“I got to send this to the governor, let him see this shit,” a 25-year veteran of New York City’s Metropolitan Transportation Authority said when posting an now viral video clip depicting a growing crisis in the city’s subways.
The employee, subsequently confirmed in media reports as Torry Chalmers, offered video proof that throngs of the city’s homeless are now filling up empty train cars on a regular basis.
Chalmers and other employees are demanding “hazard pay” given that the rising number of homeless filling the subways they interact with are a huge risk amid the coronavirus pandemic, also given the Big Apple has for weeks now been the global epicenter.
“This is what I got to do. I got to go to work in this,” he said in the video. “It’s not making any sense. It’s nasty, nasty.”
“People are scared when the train comes in the station,” Chalmers added. “If one car looks bad, they’ll run to another — but it’s the same problem in every car.”
“We’re out there every day putting our lives on the line… We should get hazard pay,” he asserted.
New York Gov. Andrew Cuomo addressed the growing crisis in the wake of growing outrage over the alarming underground hazard conditions, calling the situation “disrespectful to the essential workers who need to ride the subway system.”

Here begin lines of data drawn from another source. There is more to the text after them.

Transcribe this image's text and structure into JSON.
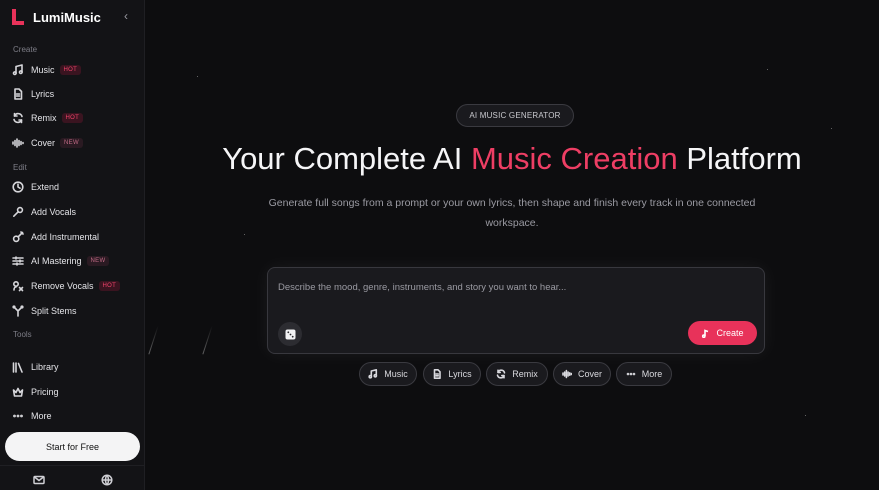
{
  "brand": {
    "name": "LumiMusic"
  },
  "sidebar": {
    "sections": {
      "create": "Create",
      "edit": "Edit",
      "tools": "Tools"
    },
    "items": [
      {
        "id": "music",
        "label": "Music",
        "icon": "music-note-icon",
        "badge": "HOT"
      },
      {
        "id": "lyrics",
        "label": "Lyrics",
        "icon": "document-icon",
        "badge": ""
      },
      {
        "id": "remix",
        "label": "Remix",
        "icon": "refresh-icon",
        "badge": "HOT"
      },
      {
        "id": "cover",
        "label": "Cover",
        "icon": "waveform-icon",
        "badge": "NEW"
      },
      {
        "id": "extend",
        "label": "Extend",
        "icon": "clock-icon",
        "badge": ""
      },
      {
        "id": "add-vocals",
        "label": "Add Vocals",
        "icon": "microphone-icon",
        "badge": ""
      },
      {
        "id": "add-instrumental",
        "label": "Add Instrumental",
        "icon": "guitar-icon",
        "badge": ""
      },
      {
        "id": "ai-mastering",
        "label": "AI Mastering",
        "icon": "sliders-icon",
        "badge": "NEW"
      },
      {
        "id": "remove-vocals",
        "label": "Remove Vocals",
        "icon": "mic-remove-icon",
        "badge": "HOT"
      },
      {
        "id": "split-stems",
        "label": "Split Stems",
        "icon": "split-icon",
        "badge": ""
      },
      {
        "id": "library",
        "label": "Library",
        "icon": "library-icon",
        "badge": ""
      },
      {
        "id": "pricing",
        "label": "Pricing",
        "icon": "crown-icon",
        "badge": ""
      },
      {
        "id": "more",
        "label": "More",
        "icon": "ellipsis-icon",
        "badge": ""
      }
    ],
    "start_button": "Start for Free",
    "footer_icons": [
      "mail-icon",
      "globe-icon"
    ]
  },
  "hero": {
    "pill": "AI MUSIC GENERATOR",
    "headline_pre": "Your Complete AI ",
    "headline_accent": "Music Creation",
    "headline_post": " Platform",
    "subtitle": "Generate full songs from a prompt or your own lyrics, then shape and finish every track in one connected workspace."
  },
  "prompt": {
    "value": "",
    "placeholder": "Describe the mood, genre, instruments, and story you want to hear...",
    "create_label": "Create"
  },
  "chips": [
    {
      "label": "Music",
      "icon": "music-note-icon"
    },
    {
      "label": "Lyrics",
      "icon": "document-icon"
    },
    {
      "label": "Remix",
      "icon": "refresh-icon"
    },
    {
      "label": "Cover",
      "icon": "waveform-icon"
    },
    {
      "label": "More",
      "icon": "ellipsis-icon"
    }
  ],
  "colors": {
    "accent": "#e8325a",
    "background": "#0d0d0f",
    "sidebar": "#131316"
  }
}
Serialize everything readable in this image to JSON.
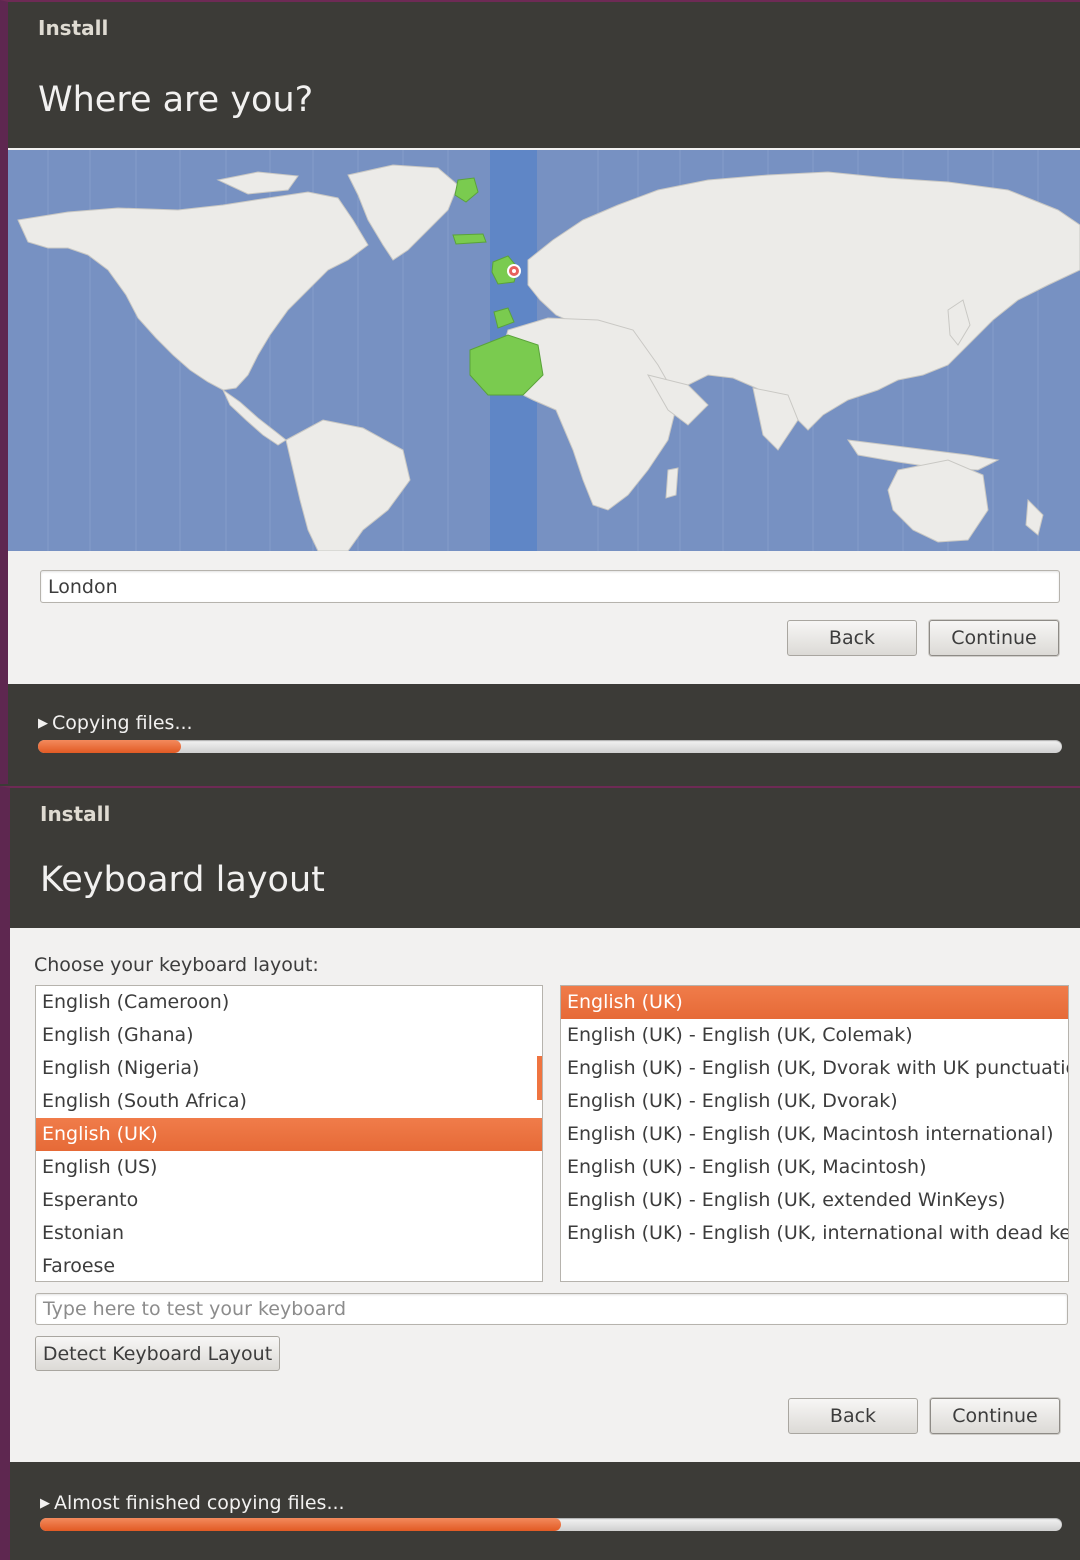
{
  "screen1": {
    "app_title": "Install",
    "page_title": "Where are you?",
    "timezone_value": "London",
    "back_label": "Back",
    "continue_label": "Continue",
    "status": "Copying files...",
    "progress": 0.14
  },
  "screen2": {
    "app_title": "Install",
    "page_title": "Keyboard layout",
    "choose_label": "Choose your keyboard layout:",
    "languages": [
      "English (Cameroon)",
      "English (Ghana)",
      "English (Nigeria)",
      "English (South Africa)",
      "English (UK)",
      "English (US)",
      "Esperanto",
      "Estonian",
      "Faroese"
    ],
    "languages_selected": 4,
    "variants": [
      "English (UK)",
      "English (UK) - English (UK, Colemak)",
      "English (UK) - English (UK, Dvorak with UK punctuation)",
      "English (UK) - English (UK, Dvorak)",
      "English (UK) - English (UK, Macintosh international)",
      "English (UK) - English (UK, Macintosh)",
      "English (UK) - English (UK, extended WinKeys)",
      "English (UK) - English (UK, international with dead keys)"
    ],
    "variants_selected": 0,
    "test_placeholder": "Type here to test your keyboard",
    "detect_label": "Detect Keyboard Layout",
    "back_label": "Back",
    "continue_label": "Continue",
    "status": "Almost finished copying files...",
    "progress": 0.51
  },
  "colors": {
    "accent": "#e95420",
    "selection": "#f07c4a",
    "header": "#3c3b37",
    "map_ocean": "#7791c2",
    "map_land": "#ecebe8",
    "timezone_band": "#5f86c6",
    "timezone_highlight": "#7acb4f"
  },
  "icons": {
    "expander": "triangle-right-icon",
    "location_pin": "location-pin-icon"
  }
}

Cuomo said Tuesday, “We have to have a public transportation system that is clean, where the trains are disinfected,” and added: “It’s not even safe for the homeless people to be on trains,” Cuomo added.
“We’re concerned about homeless people so we let them stay on the trains without protection in this epidemic of the COVID virus? No, we have to do better than that and we will,” the governor said.
New York and other cities, especially L.A. and San Francisco have for weeks been attempting to get a handle on the homeless crisis amid the pandemic. Recently photos of Las Vegas casino parking lots which served as makeshift homeless ‘social distancing’ outdoor sleeping venues went viral.
NY Mayor Bill de Blasio has this week called on the MTA to close subway terminals to ensure homeless don’t congregate there, and for the purpose of nightly deep disinfecting.
And Interim New York City Transit President Sarah Feinberg commented:
“Our customers shouldn’t have to board a car that multiple people using it as a shelter and as a trash receptacle or toilet.”
Since the crisis began the MTA has greatly reduced its service, also as hundreds of its personnel have been out sick with coronavirus, compounding the risk to the mass transit service and broader public; however, it’s considered that the city’s subway system which has never completely closed in the century of its existence is vital for daily transporting ‘essential’ workers.